Lorton shrugged, gaze averted again. “If it pays the bills . . .”

“He’s clear,” Lauren reported through the comm. “He’s telling the truth.”

“Dude, my mom read romance novels to me as a kid,” Cam said, taking the tension down again. “Nothing to be embarrassed about.”

“I’m not,” Lorton said. “That extra income—which is a year’s worth, by the way, so really, it’s not that much—is the only reason I’m getting by out here. But I know it’s technically not allowed.”

“If all of them are like that”—Aidan nodded at the phone—“if you can’t be identified, then it’s technically not a violation.”

Lorton slumped in relief, letting out a big breath. “If at some point it does become an issue, I’ll stop.”

“Hopefully it won’t. That’ll be all, Agent Lorton.”

Standing, Lorton retrieved his phone and turned toward the door.

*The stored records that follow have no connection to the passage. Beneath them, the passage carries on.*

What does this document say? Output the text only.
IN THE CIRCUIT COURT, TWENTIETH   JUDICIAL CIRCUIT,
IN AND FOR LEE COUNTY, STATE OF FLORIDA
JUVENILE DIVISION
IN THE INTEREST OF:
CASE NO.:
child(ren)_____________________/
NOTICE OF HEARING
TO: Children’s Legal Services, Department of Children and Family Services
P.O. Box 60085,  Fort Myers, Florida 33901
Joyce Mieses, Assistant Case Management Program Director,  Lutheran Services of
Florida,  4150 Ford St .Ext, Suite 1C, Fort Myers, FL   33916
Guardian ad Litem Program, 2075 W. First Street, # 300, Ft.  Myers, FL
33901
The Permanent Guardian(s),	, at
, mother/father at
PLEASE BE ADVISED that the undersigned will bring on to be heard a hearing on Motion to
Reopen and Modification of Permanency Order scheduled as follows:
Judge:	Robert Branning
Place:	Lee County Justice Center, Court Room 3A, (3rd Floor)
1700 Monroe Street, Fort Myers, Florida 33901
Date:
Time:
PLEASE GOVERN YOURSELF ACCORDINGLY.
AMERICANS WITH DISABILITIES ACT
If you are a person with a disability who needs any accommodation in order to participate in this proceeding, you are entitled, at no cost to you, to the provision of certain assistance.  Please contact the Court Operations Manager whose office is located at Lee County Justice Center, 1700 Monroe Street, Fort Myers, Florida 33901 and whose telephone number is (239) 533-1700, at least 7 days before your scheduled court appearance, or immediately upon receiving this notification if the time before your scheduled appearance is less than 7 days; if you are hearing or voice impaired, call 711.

“Hey, Rick,” Cam called, stopping him before he opened the door. “Get me a signed one with you on the cover, and I’ll send it to my mom.”

He nodded, flashing a model-worthy smile. “Sure, man.”

“And you’re on the next K&R case that comes in the door.”

His smile grew wider, into a genuine one. “Thank you.” He opened the door, and Lauren met him outside, the two of them strolling across the bullpen together.

Cam popped out his earbud.

Aidan did the same. “Well, that was the last thing I expected.”

“But he’s eliminated.”

“Which leaves Cole. Bring him in for questioning?”

Cam’s first instinct was to answer yes. He wanted to nail the traitor’s ass as much as Aidan, especially if he’d been manipulating all of them, worming his way on to their cases and flirting with Lauren.

But then his learned instincts kicked in.

Maybe they could use Cole’s efforts to their advantage.

“No,” he told Aidan, a plan coming together in his head. “We might be able to use him.”